ノヴゴルド公国の毛皮は良質で高級感がある。ベルリン=ドイツやハンザの都市は欲しくてたまらなかった。
「ノヴゴルドの毛皮。キエフ公国の蜜蝋細工。いずれも見事な交易品になる。クライペダを経由してハンザ同盟港町で売り捌いて莫大な収益が見込まれる」
ルースの毛皮はバルト沿岸の港町クライペダに交易品目として並ぶ。
他にもタリン・リガ・リエパーヤとハンザ同盟の港町も同様である。交易が盛んとなると商人は人気品目を目敏く見つけてはハンザ同盟に売り込んでいく。プロイセンの商業的な保護も手伝いクライペダはどんどん発展をしていく。だがクライペダ繁栄はそれだけではなかった。
ルースから陸路で湊町クライペダにノヴゴルド公国やキエフ公国からの荷が着く。
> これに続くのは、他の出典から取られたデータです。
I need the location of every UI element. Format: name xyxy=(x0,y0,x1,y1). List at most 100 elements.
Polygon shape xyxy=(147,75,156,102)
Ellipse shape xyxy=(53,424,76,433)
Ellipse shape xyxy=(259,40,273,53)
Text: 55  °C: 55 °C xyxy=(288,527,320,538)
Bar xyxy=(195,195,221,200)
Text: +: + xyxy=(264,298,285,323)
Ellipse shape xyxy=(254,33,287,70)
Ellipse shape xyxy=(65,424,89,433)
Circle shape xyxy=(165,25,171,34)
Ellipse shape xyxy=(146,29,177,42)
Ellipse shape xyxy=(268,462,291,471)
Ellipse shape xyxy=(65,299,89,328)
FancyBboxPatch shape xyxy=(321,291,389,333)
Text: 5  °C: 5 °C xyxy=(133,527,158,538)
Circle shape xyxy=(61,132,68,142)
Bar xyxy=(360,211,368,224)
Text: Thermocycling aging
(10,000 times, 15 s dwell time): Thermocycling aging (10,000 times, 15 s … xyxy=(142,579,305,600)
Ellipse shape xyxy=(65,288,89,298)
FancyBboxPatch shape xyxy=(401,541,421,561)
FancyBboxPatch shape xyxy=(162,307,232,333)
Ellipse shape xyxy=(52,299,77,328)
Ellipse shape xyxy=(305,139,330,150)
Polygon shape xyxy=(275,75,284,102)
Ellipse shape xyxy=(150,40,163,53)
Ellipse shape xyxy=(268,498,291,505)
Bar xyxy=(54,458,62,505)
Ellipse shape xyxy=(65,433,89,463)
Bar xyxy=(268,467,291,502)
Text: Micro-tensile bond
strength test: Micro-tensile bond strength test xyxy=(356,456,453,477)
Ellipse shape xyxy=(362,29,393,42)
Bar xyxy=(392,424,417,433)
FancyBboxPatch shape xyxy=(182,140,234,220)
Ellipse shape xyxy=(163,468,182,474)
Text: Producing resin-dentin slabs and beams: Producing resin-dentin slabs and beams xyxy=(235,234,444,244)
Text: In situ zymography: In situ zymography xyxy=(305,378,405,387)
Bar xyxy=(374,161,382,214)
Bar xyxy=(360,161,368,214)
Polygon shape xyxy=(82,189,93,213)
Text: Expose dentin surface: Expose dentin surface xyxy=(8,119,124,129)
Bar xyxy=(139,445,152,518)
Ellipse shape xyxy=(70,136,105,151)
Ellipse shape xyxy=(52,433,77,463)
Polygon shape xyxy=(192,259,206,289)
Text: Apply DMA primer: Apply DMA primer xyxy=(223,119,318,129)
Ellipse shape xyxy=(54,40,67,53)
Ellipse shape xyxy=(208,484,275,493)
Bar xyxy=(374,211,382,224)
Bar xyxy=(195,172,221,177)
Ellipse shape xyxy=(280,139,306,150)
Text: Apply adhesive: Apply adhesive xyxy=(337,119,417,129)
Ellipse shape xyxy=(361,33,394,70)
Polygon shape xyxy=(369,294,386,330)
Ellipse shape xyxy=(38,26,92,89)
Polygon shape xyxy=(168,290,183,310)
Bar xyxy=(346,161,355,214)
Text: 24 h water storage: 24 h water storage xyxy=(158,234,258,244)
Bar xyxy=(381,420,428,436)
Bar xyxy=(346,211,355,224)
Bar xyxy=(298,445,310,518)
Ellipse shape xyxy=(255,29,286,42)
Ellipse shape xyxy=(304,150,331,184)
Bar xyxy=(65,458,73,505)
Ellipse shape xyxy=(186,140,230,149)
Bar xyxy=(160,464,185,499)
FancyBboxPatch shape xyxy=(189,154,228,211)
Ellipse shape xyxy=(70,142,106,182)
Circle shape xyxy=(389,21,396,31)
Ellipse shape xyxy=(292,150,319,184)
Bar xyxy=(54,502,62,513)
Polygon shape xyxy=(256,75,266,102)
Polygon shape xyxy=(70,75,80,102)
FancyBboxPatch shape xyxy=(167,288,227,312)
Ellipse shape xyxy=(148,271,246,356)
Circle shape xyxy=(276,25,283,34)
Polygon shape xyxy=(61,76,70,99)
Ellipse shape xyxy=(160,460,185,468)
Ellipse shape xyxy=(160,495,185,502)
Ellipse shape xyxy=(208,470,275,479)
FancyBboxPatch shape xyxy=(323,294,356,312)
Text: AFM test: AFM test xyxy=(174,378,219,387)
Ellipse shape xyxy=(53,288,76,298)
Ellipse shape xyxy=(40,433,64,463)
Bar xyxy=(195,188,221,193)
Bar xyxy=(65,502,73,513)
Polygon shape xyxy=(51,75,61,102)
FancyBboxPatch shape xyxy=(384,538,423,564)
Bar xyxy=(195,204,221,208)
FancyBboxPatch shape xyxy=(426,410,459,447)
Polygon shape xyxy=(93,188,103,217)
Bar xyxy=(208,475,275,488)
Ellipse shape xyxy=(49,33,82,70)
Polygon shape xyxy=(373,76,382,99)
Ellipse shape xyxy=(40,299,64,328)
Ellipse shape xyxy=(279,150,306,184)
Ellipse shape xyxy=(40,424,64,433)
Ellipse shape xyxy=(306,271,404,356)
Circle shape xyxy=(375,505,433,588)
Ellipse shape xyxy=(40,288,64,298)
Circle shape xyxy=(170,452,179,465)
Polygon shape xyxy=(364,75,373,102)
売れ筋ものばかりだから商人たちは我先に品を買い求める。
繁栄するクライペダ交易に多大な影響を及ぼすものが現れた。
海の宝石・琥珀である。
バルト海沿岸で産出される地下の宝石。これがクライペダの交易品目に加えられる。
※現在琥珀産出地はヤンタルヤー(カリーニングラード・ロシア領)のみ。地下500メートルを掘り大量の琥珀を採掘している。
ハンザ同盟の重要交易品目に琥珀が加わる。
「プロシアのクライペダには海の宝石・琥珀がある。今までに見たことも聞いたこともない輝きがある宝石だぞ」
噂はハンザ同盟商都に広がりクライペダの宝石は瞬く間に人気となる。
ハンザ同盟の港町。商人は最重要交易品にクライペダ宝石を数えていく。
「クライペダ宝石を手に入れたい」
商人にしてみると売れ筋商品の第六感が働く。
「他の品など交易取引しなくてもよい。クライペダ宝石だけあればことは足りる」
クライペダ琥珀は多大な需要が見込まれているがなにせ品数が薄い。ハンザ同盟の人気ナンバーワンに琥珀はランクされていく。
「とにかくクライペダ宝石じゃ。いかなる手を打っても欲しいものだ」
クライペダ宝石は商人達からは琥珀amberと名づけられた。売買の市場にて日毎に高値となっていく。
交易品目の中で最高値をカウンターされてからはクライペダ競争曲が奏でられていた。
「皆のものよいか。クライペダにあるという秘宝のamberを探せ。海岸に打ち上げられていると聞いた。バルト民がコッソリ民家に蓄えていると聞いたこともある。クライペダの秘宝amberを手に入れよ。あんな売れ筋交易品は他にはない。毛皮も蜜蝋も要らぬ。クライペダamberが欲しくてたまらぬ。欧州諸国の公王・女王さまは金に糸目をつけずいくらでも秘宝を買いなさる。いざクライペダへ行くのじゃ。さあさあいけ」
クライペダ宝石とはなにか。amberとはなにか。
琥珀のことである。
中国の故事
「"琥"は宝石の中に虎が入るほど魅惑的なことを意味する」
琥珀そのものは太古の松脂が地殻変動の活断層で数百メートル沈下して出来たもの。高圧・高熱により長年かけて圧縮し出来たものと言われている。
その地下深い活断層にある琥珀がバルト海の海辺に波打ちあげられていた。
琥珀は活断層の変動で海上に吹き上げられる。琥珀は海水に浮き偶然にも人の目につくものだけが手に入る。数が限られているのは偶然にしか手にできないからだ。
地下に埋没しているとわかったのは後のことだった。